Blaine Dillingham, Daniel King and Soham Mehta

March 9, 2026

The featured image for a post titled "Security Considerations for Artificial Intelligence Agents"

Today, we responded to the Center for AI Standards and Innovation's request for information on the security of AI agent systems.

Introduction

This comment responds to CAISI's request for information on the security of AI agent systems. We offer two proposals for CAISI’s consideration: 1) a standardized framework for differential access to advanced AI cyber capabilities, and 2) a technical architecture for runtime oversight, intervention, and incident reporting.

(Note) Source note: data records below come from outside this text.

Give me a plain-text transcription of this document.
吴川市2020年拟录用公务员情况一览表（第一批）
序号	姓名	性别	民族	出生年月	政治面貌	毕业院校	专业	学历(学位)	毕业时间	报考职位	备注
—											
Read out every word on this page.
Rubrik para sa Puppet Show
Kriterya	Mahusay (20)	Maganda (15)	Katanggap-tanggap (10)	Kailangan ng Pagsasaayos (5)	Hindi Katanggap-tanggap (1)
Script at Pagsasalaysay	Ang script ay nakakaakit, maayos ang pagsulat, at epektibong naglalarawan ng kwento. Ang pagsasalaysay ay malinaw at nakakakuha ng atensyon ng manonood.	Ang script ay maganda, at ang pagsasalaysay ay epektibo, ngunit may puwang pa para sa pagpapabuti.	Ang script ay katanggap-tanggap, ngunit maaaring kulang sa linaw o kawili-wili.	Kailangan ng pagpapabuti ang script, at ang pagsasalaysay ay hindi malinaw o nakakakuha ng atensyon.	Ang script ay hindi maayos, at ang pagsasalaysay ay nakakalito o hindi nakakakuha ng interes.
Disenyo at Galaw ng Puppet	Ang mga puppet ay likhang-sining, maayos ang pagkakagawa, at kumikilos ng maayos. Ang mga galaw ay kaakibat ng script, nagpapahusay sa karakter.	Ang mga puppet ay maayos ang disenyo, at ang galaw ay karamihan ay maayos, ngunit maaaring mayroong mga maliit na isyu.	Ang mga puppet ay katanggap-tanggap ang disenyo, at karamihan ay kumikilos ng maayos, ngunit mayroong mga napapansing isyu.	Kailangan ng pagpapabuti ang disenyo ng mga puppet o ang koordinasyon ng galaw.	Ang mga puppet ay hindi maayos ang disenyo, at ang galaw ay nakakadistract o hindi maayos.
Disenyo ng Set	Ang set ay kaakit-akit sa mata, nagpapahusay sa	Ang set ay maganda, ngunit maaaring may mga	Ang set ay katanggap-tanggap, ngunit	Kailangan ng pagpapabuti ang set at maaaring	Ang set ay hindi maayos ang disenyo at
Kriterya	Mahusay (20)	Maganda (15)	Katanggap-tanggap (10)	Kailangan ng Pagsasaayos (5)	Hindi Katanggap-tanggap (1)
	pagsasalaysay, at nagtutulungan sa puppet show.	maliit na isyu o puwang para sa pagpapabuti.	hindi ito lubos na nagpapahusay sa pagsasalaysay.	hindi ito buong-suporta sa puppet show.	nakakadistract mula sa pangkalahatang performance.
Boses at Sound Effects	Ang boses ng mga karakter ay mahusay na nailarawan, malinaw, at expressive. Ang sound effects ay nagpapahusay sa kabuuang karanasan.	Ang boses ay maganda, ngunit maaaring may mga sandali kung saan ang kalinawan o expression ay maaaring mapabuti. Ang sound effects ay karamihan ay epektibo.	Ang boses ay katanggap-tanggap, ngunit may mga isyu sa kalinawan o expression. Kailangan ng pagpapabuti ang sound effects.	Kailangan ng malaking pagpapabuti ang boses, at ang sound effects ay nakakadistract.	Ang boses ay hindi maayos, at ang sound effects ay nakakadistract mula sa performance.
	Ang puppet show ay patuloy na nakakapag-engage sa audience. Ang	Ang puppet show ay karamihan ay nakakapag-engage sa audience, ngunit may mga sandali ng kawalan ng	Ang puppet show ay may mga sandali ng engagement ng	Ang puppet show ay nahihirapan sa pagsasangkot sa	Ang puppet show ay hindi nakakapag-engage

AI agent systems present security challenges at two distinct levels. The first is pre-deployment: determining which actors should have access to which capabilities, and under what conditions. The second is post-deployment: detecting and intervening when an agent's behavior diverges from its authorized purpose, even when its credentials are valid and its permissions were legitimately granted. Our two primary proposals address these levels respectively.

Regarding differential access, we argue that model-level behavioral restrictions are insufficient to ensure the security of highly capable agentic systems. The alternative is access control at the capability level by ensuring that the most powerful cyber capabilities are reserved for actors with the attributes to use them responsibly (e.g., traceability, expertise, and internal controls). Today this exists only as ad hoc, lab-specific programs with opaque criteria and no portability across providers. We recommend that CAISI develop a standardized credentialing framework, in response to the RFI’s questions about unique security threats due to adoption (1(c)), how technical controls can adapt in response to capability and deployment method (2(b)), and areas where government collaboration would most accelerate progress (5(a), 5(b)).

On oversight and incident reporting, we argue that access control and capability confinement leave residual risk that can only be addressed at runtime. We propose that CAISI treat oversight as a distinct technical layer and standardize an incident and near-miss reporting schema that would capture blocked attempts and contained injections. We further recommend that CAISI explore metrics for intent deviation over the course of a workload, as well as risk-budget mechanisms that bound cumulative exposure in long-horizon agent behavior. This responds principally to the RFI’s questions about human oversight controls (2(a)); methods for assessing threats and detecting incidents (3(a), 3(b)); modifying and monitoring deployment environments (4(b), 4(d)); and areas where government standard-setting would most accelerate progress (5(a)–(c)).

However, both proposals require addressing underlying questions of agent identity, delegation, and human accountability that arise as agents operate across platforms and services and delegate to sub-agents with diminishing human oversight. Who declared the intent that constrains an agent's behavior? How can a service at the end of a multi-agent delegation chain verify that a real, accountable human stands at its origin? How should identity and authorization propagate across domains without fragmenting into incompatible proprietary systems? We briefly address these questions in the final section of this comment, which we intend to develop more fully in a submission to NIST’s National Cybersecurity Center of Excellence’s (NCCoE) concurrent proceeding on software and AI agent identity and authorization.